I have little or no interest in the 'pro' cycling websites (outside of the three weeks of July Tour de France when I read all the gossip I can get). Given how many pro websites there are I think this segment is catered for adequately.

Mountain biking specific websites/magazines/blogs get my goat a bit. I see the whole MTB craze of the 90's as a reaction to the motor-mania of the last century, although great fun, going off-road is admitting defeat on using bikes for regular transport. We don't have to do that now, we don't have bikes 'just for fun', they are transport not-just for children and people who got nicked drink-driving.

The sites I do like are things like the cycle-porn-in-Copenhagen stuff, the reviews of cafes-by-bike website and that sort of stuff.

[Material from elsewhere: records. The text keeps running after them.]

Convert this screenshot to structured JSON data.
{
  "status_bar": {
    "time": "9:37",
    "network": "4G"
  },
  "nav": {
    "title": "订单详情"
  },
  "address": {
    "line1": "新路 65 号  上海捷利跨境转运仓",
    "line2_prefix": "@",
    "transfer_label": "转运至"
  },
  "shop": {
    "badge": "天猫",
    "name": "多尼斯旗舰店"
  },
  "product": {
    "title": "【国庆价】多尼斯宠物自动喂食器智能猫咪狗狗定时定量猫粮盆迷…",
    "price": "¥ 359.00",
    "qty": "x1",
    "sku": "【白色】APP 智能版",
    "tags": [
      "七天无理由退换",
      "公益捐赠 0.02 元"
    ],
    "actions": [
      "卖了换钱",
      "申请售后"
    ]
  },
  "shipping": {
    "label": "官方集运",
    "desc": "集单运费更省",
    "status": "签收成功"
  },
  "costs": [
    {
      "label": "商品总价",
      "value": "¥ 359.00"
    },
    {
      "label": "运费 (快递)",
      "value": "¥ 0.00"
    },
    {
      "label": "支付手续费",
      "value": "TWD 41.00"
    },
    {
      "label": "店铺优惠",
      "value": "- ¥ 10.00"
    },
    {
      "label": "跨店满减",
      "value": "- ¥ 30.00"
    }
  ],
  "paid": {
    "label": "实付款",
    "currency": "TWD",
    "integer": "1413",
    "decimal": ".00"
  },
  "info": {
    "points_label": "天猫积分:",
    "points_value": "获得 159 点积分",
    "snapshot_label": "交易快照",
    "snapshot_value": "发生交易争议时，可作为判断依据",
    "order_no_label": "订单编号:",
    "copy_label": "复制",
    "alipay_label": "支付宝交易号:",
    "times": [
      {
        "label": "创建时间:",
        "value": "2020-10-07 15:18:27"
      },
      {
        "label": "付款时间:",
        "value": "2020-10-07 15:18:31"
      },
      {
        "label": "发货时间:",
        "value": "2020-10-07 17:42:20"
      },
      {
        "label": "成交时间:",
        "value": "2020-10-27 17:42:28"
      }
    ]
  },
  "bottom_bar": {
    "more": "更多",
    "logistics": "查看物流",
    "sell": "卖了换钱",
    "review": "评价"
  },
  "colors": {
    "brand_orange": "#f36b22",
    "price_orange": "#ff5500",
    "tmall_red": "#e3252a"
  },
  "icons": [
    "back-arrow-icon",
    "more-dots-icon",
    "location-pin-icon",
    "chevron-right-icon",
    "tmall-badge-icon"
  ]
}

What I would like to see in a SE blog is coupled to what SE is primarily going to be about, which is Q+A, which is 'virtual mechanic'. I may have misunderstood this 'mission', however, it is compatible with what a lot of other cycling orgs are trying to do.

The people doing outreach, the people into tours, the people into culture and products, all of them could do with some add-on reference for the 'how do I do this' questions. Venerable organisations such as the UK's Cyclists Touring Club (CTC) should give up on their own forums and CMS and direct the questions to Bicycles.SE, just because it is the superior platform for that kind of stuff.

So anyway...

I would like to see the blog be put together with contributors from outside Bicycles.SE, for example, Louise from http://www.patisseriecyclisme.co.uk/ could write something fantastic, not really to plug her site but to nonetheless get more traffic. Next week we could invite someone else to put together a guest post, the Copenhagen Cycling Chic -guy. Again, a thinking-persons essay without any of the commercialism, patronising 'you-must-wear-helmet-obey-motorist' attitude, 'I ride bike style road/fixie/DH MTB/my-tri-bars-are-bigger-than-yours' snobbery.

Invites to guest write for the Bicycles.SE blog should be a core part of the blog start, however, I think we need to be able to summarize our mission so that people see what we are trying to do and are therefore keen to write quality articles.

The blog could also be a place for nurturing quality writing talent. I know some people can write their journey to work as an epic tale of struggle against adversity with beginning, middle and end. I also know some people that can go all the way around the world and have nothing to say about it. So the subject is sometimes secondary to a good read.

The blog can also be a place where questions that were particularly well responded to get re-posted, to not get buried. The 'editors picks' as it were.

As for bike reviews, I think these could be really good if people are talking about the pride and joy they just bought, as opposed to salesman speak or depressed-journalist-speak.

Rarely are blogs made from lots of guest posts, nobody even thinks about guest blogging for somewhere. It would be good to have something that bucked that trend.

To conclude

Let's decide what our niche is, who we are going to reach and how it is going to relate to the Q+A site.